Image('images/momentum_3.png')
Adam Optimization
The current de-facto optimization algorithm, Adam (Adaptive Moment Estimation) combines both Momentum and RMSprop into a mouthful of an update step, borrowing the best features of both to give you smoother cost functions as well as higher accuracy.
Pseudocode
Note:
- We’ve got two separate
betacoefficients– one for each optimization part. - We implement bias correction for each gradient (see bottom of Exponentially Weighted Moving Averages for explanation)
On iteration t:
Compue dW, db for current mini-batch
# Momentum
v_dW = beta1 * v_dW + (1 - beta1) dW
v_db = beta1 * v_db + (1 - beta1) db
v_dW_corrected = v_dw / (1 - beta1 ** t)
v_db_corrected = v_db / (1 - beta1 ** t)
# RMSprop
s_dW = beta * v_dW + (1 - beta2) (dW ** 2)

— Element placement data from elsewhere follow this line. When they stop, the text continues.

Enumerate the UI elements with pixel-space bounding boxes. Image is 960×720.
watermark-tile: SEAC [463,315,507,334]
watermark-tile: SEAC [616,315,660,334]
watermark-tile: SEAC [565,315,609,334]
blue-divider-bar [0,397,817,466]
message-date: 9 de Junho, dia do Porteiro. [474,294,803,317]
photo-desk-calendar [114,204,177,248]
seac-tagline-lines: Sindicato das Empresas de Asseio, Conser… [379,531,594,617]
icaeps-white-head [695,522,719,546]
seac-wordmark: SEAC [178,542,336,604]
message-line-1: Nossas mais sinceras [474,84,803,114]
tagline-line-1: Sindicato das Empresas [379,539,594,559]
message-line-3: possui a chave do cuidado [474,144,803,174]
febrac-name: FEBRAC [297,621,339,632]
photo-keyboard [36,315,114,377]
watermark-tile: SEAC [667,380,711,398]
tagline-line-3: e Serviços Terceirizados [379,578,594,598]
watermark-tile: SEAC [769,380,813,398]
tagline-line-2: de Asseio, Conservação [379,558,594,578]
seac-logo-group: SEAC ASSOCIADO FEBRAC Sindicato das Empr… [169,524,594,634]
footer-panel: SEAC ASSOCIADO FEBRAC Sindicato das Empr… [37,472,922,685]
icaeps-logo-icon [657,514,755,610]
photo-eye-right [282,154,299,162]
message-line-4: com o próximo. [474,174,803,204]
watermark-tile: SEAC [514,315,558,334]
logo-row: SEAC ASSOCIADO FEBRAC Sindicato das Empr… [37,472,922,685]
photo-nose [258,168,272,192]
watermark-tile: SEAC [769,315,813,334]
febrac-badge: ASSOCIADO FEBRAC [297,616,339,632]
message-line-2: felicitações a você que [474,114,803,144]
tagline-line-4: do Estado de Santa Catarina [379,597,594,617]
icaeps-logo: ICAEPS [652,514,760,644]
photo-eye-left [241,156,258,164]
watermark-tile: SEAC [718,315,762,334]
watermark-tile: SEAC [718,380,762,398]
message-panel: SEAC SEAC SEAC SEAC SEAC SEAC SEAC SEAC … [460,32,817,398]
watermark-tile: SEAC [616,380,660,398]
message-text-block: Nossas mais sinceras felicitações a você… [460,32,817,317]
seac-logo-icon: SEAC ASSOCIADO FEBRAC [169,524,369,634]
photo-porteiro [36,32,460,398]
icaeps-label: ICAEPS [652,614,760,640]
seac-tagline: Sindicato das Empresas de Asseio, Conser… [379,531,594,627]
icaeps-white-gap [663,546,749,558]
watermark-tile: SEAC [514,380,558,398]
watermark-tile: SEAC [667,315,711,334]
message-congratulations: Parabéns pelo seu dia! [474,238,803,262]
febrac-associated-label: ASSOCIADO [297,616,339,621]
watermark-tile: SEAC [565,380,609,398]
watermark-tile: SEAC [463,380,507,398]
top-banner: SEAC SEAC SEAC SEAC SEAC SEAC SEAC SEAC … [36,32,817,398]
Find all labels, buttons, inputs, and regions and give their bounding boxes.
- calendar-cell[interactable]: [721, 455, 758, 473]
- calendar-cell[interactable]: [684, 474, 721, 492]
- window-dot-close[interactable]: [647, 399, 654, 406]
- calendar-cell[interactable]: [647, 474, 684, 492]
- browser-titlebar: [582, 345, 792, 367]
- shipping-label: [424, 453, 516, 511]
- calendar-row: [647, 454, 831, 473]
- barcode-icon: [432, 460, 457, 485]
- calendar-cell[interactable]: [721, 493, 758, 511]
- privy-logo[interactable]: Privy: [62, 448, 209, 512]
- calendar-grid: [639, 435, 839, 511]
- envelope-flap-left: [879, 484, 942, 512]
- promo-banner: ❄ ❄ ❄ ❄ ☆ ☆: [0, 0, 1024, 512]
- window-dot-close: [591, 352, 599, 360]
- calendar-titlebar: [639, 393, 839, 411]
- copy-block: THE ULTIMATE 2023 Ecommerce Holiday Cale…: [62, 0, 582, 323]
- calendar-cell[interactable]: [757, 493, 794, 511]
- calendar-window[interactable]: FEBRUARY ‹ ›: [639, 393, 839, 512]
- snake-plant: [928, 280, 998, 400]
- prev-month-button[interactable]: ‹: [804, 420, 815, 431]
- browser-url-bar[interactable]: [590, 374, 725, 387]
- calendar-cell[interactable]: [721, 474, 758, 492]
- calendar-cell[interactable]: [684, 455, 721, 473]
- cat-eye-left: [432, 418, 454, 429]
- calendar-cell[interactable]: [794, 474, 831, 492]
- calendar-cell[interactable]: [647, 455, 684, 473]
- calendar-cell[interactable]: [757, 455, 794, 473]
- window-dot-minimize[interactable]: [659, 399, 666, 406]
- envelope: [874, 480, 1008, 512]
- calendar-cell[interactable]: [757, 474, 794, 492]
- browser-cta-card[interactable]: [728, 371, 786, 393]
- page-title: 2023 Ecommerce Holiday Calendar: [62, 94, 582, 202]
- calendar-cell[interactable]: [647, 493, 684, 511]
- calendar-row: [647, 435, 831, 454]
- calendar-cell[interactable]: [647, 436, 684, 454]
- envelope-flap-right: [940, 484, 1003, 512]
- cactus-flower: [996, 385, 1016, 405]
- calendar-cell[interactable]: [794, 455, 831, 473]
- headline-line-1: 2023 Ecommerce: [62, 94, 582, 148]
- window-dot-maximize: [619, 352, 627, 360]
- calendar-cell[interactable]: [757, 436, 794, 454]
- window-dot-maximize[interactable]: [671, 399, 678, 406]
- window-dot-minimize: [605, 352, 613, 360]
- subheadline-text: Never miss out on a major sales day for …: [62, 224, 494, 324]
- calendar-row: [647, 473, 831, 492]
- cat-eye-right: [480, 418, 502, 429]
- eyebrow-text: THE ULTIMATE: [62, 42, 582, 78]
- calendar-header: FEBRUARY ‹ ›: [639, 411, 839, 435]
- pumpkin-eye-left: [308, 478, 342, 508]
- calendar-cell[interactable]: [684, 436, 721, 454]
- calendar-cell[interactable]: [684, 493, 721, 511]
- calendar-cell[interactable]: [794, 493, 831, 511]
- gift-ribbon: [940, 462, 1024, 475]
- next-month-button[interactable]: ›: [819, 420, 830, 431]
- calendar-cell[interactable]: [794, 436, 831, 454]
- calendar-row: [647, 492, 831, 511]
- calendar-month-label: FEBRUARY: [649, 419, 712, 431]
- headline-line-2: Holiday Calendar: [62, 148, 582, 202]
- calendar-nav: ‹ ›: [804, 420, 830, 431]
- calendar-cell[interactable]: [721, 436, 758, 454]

s_db = beta * v_db + (1 - beta2) (db ** 2)
s_dW_corrected = s_dw / (1 - beta2 ** t)
s_db_corrected = s_db / (1 - beta2 ** t)
# Combine
W = W - alpha * (v_dW_corrected / (sqrt(s_dW_corrected) + epsilon))
b = b - alpha * (v_db_corrected / (sqrt(s_db_corrected) + epsilon))
Coefficients
alpha: the learning rate. Needs tuning.
beta1: momentum weight. Default to 0.9.
beta2: RMSprop weight. Default to 0.999.
epsilon: Divide by Zero failsave. Default to 10 ** -8.